Die Stadt Haltern am See plant erneut eine umfassende Erhebung zum Hundebestand. Ziel ist es, nicht gemeldete Hunde zu erfassen und für mehr Steuergerechtigkeit zu sorgen. Hundehalter werden aufgefordert, ihre Tiere vorab anzumelden.
Die Stadt Haltern am See kündigt eine neue Überprüfung zum Hundebestand an. In den kommenden Monaten sollen alle Haushalte im Stadtgebiet befragt werden, um die ordnungsgemäße Anmeldung von Hunden sicherzustellen.
Hundebestand Haltern wird erneut erfasst
Wie die Stadt mitteilt, werde die Hundesteuer in vielen Kommunen erhoben, so auch in Haltern am See. Grundlage sei die Hundesteuersatzung. Aktuell beträgt die Steuer 96 Euro jährlich für den ersten Hund. Für weitere Hunde falle ein entsprechend höherer Betrag an.

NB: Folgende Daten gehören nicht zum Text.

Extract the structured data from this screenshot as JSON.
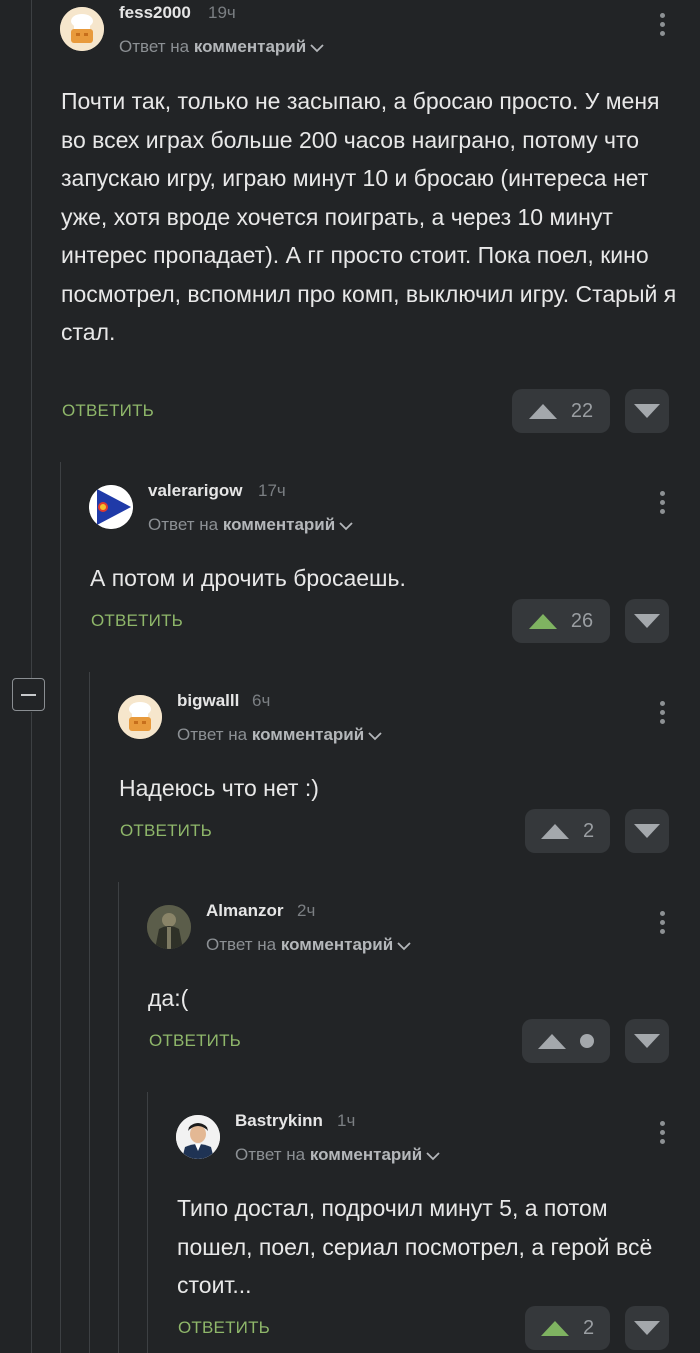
{
  "reply_to_prefix": "Ответ на",
  "reply_to_target": "комментарий",
  "reply_label": "ОТВЕТИТЬ",
  "colors": {
    "background": "#222426",
    "accent_green": "#8fb76a",
    "button_bg": "#35383b"
  },
  "comments": [
    {
      "author": "fess2000",
      "time": "19ч",
      "avatar": "default-chef-avatar",
      "text": "Почти так, только не засыпаю, а бросаю просто. У меня во всех играх больше 200 часов наиграно, потому что запускаю игру, играю минут 10 и бросаю (интереса нет уже, хотя вроде хочется поиграть, а через 10 минут интерес пропадает). А гг просто стоит. Пока поел, кино посмотрел, вспомнил про комп, выключил игру. Старый я стал.",
      "rating": "22",
      "upvoted": false
    },
    {
      "author": "valerarigow",
      "time": "17ч",
      "avatar": "flag-avatar",
      "text": "А потом и дрочить бросаешь.",
      "rating": "26",
      "upvoted": true
    },
    {
      "author": "bigwalll",
      "time": "6ч",
      "avatar": "default-chef-avatar",
      "text": "Надеюсь что нет :)",
      "rating": "2",
      "upvoted": false
    },
    {
      "author": "Almanzor",
      "time": "2ч",
      "avatar": "photo-avatar",
      "text": "да:(",
      "rating": "",
      "upvoted": false
    },
    {
      "author": "Bastrykinn",
      "time": "1ч",
      "avatar": "photo-avatar",
      "text": "Типо достал, подрочил минут 5, а потом пошел, поел, сериал посмотрел, а герой всё стоит...",
      "rating": "2",
      "upvoted": true
    }
  ]
}
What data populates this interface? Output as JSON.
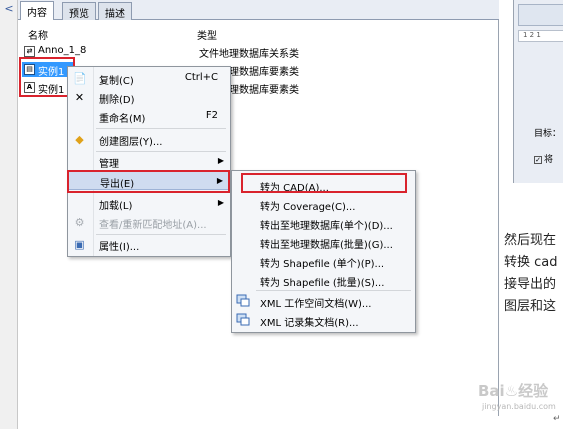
{
  "tabs": [
    "内容",
    "预览",
    "描述"
  ],
  "columns": {
    "name": "名称",
    "type": "类型"
  },
  "rows": [
    {
      "icon": "relationship-class-icon",
      "name": "Anno_1_8",
      "type": "文件地理数据库关系类"
    },
    {
      "icon": "feature-class-icon",
      "name": "实例1",
      "type": "文件地理数据库要素类"
    },
    {
      "icon": "annotation-class-icon",
      "name": "实例1",
      "type": "文件地理数据库要素类"
    }
  ],
  "context_menu": [
    {
      "label": "复制(C)",
      "shortcut": "Ctrl+C",
      "icon": "copy-icon"
    },
    {
      "label": "删除(D)",
      "shortcut": "",
      "icon": "delete-icon"
    },
    {
      "label": "重命名(M)",
      "shortcut": "F2",
      "icon": ""
    },
    {
      "label": "创建图层(Y)...",
      "shortcut": "",
      "icon": "create-layer-icon"
    },
    {
      "label": "管理",
      "shortcut": "",
      "icon": "",
      "submenu": true
    },
    {
      "label": "导出(E)",
      "shortcut": "",
      "icon": "",
      "submenu": true,
      "selected": true
    },
    {
      "label": "加载(L)",
      "shortcut": "",
      "icon": "",
      "submenu": true
    },
    {
      "label": "查看/重新匹配地址(A)...",
      "shortcut": "",
      "icon": "geocode-icon",
      "disabled": true
    },
    {
      "label": "属性(I)...",
      "shortcut": "",
      "icon": "properties-icon"
    }
  ],
  "export_submenu": [
    {
      "label": "转为 CAD(A)...",
      "icon": ""
    },
    {
      "label": "转为 Coverage(C)...",
      "icon": ""
    },
    {
      "label": "转出至地理数据库(单个)(D)...",
      "icon": ""
    },
    {
      "label": "转出至地理数据库(批量)(G)...",
      "icon": ""
    },
    {
      "label": "转为 Shapefile (单个)(P)...",
      "icon": ""
    },
    {
      "label": "转为 Shapefile (批量)(S)...",
      "icon": ""
    },
    {
      "label": "XML 工作空间文档(W)...",
      "icon": "xml-workspace-icon"
    },
    {
      "label": "XML 记录集文档(R)...",
      "icon": "xml-recordset-icon"
    }
  ],
  "right_pane": {
    "ruler": "1 2 1",
    "target_label": "目标：",
    "check_label": "将",
    "text_lines": [
      "然后现在",
      "转换 cad",
      "接导出的",
      "图层和这"
    ]
  },
  "watermark": {
    "brand": "Bai♨经验",
    "url": "jingyan.baidu.com"
  },
  "corner_mark": "↵",
  "colors": {
    "highlight": "#3399ff",
    "redbox": "#d9232d",
    "menu_bg": "#f4f6f9"
  }
}
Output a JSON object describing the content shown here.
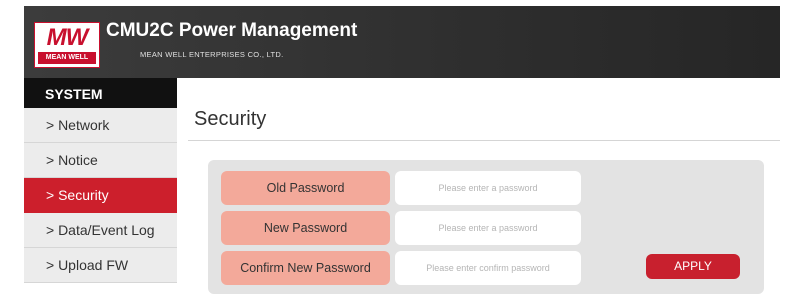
{
  "header": {
    "logo": {
      "mark": "MW",
      "text": "MEAN WELL"
    },
    "title": "CMU2C Power Management",
    "subtitle": "MEAN WELL ENTERPRISES CO., LTD."
  },
  "sidebar": {
    "heading": "SYSTEM",
    "items": [
      {
        "label": "> Network",
        "active": false
      },
      {
        "label": "> Notice",
        "active": false
      },
      {
        "label": "> Security",
        "active": true
      },
      {
        "label": "> Data/Event Log",
        "active": false
      },
      {
        "label": "> Upload FW",
        "active": false
      }
    ]
  },
  "main": {
    "title": "Security",
    "form": {
      "old_password": {
        "label": "Old Password",
        "value": "",
        "placeholder": "Please enter a password"
      },
      "new_password": {
        "label": "New Password",
        "value": "",
        "placeholder": "Please enter a password"
      },
      "confirm_password": {
        "label": "Confirm New Password",
        "value": "",
        "placeholder": "Please enter confirm password"
      },
      "apply_label": "APPLY"
    }
  },
  "colors": {
    "brand_red": "#c8202e",
    "label_salmon": "#f3a99a",
    "header_dark": "#2e2e2e",
    "sidebar_header": "#111111",
    "panel_gray": "#e3e3e3"
  }
}
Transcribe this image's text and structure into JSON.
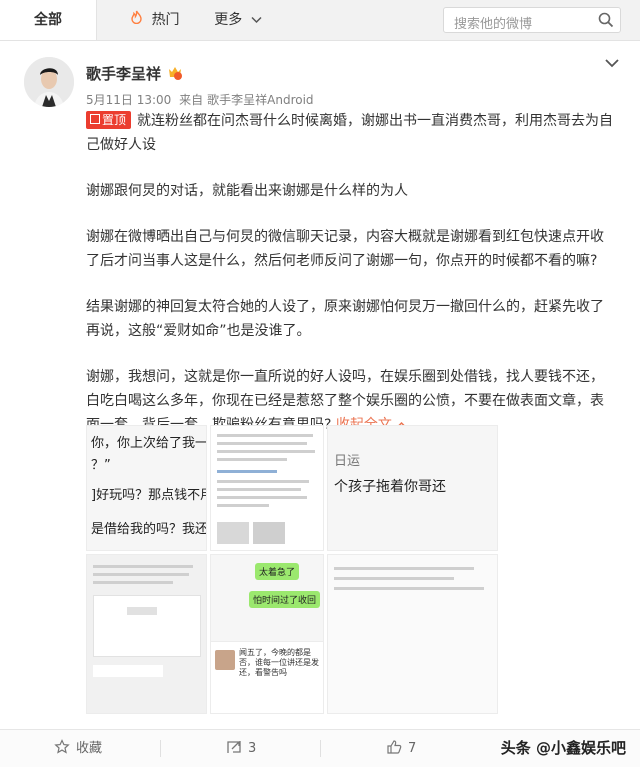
{
  "nav": {
    "tabs": [
      {
        "label": "全部",
        "icon": "none"
      },
      {
        "label": "热门",
        "icon": "fire-icon"
      },
      {
        "label": "更多",
        "icon": "chevron-down-icon"
      }
    ],
    "search_placeholder": "搜索他的微博"
  },
  "post": {
    "author": "歌手李呈祥",
    "date": "5月11日 13:00",
    "source_prefix": "来自",
    "source": "歌手李呈祥Android",
    "pinned_label": "置顶",
    "paragraphs": [
      "就连粉丝都在问杰哥什么时候离婚，谢娜出书一直消费杰哥，利用杰哥去为自己做好人设",
      "谢娜跟何炅的对话，就能看出来谢娜是什么样的为人",
      "谢娜在微博晒出自己与何炅的微信聊天记录，内容大概就是谢娜看到红包快速点开收了后才问当事人这是什么，然后何老师反问了谢娜一句，你点开的时候都不看的嘛?",
      "结果谢娜的神回复太符合她的人设了，原来谢娜怕何炅万一撤回什么的，赶紧先收了再说，这般“爱财如命”也是没谁了。",
      "谢娜，我想问，这就是你一直所说的好人设吗，在娱乐圈到处借钱，找人要钱不还，白吃白喝这么多年，你现在已经是惹怒了整个娱乐圈的公愤，不要在做表面文章，表面一套，背后一套，欺骗粉丝有意思吗?"
    ],
    "collapse_label": "收起全文",
    "images": {
      "img1_lines": [
        "你，你上次给了我一点钱",
        "？”",
        "]好玩吗？那点钱不用还",
        "是借给我的吗？我还以"
      ],
      "img3_lines": [
        "日运",
        "个孩子拖着你哥还"
      ],
      "img5_bubbles": [
        "太着急了",
        "怕时间过了收回"
      ],
      "img6_caption": "闻五了，今晚的都是否，谁每一位讲还是发还，看警告吗"
    }
  },
  "footer": {
    "favorite_label": "收藏",
    "repost_count": "3",
    "comment_count": "",
    "like_count": "7",
    "watermark": "头条 @小鑫娱乐吧"
  }
}
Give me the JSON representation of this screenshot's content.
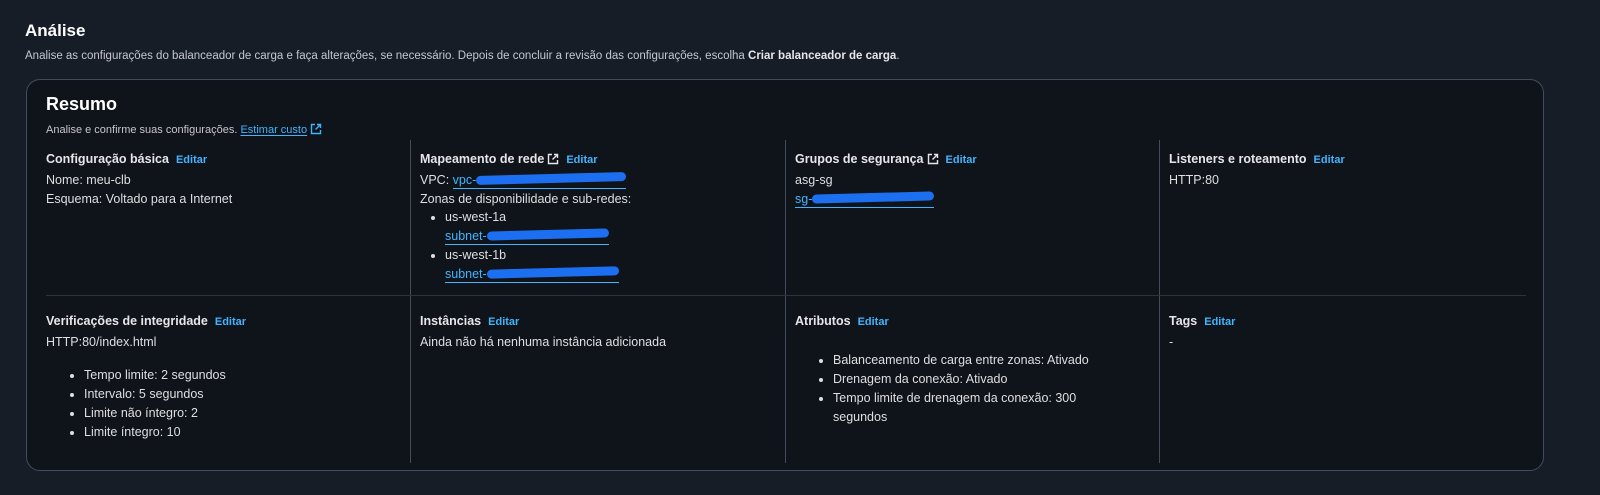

Die Verwaltung weist darauf hin, dass erfahrungsgemäß nicht alle Hunde angemeldet seien. Um die Steuergerechtigkeit zu gewährleisten, werde deshalb erneut eine flächendeckende Erhebung zum Hundebestand durchgeführt. Eine vergleichbare Maßnahme habe zuletzt im Jahr 2016 stattgefunden.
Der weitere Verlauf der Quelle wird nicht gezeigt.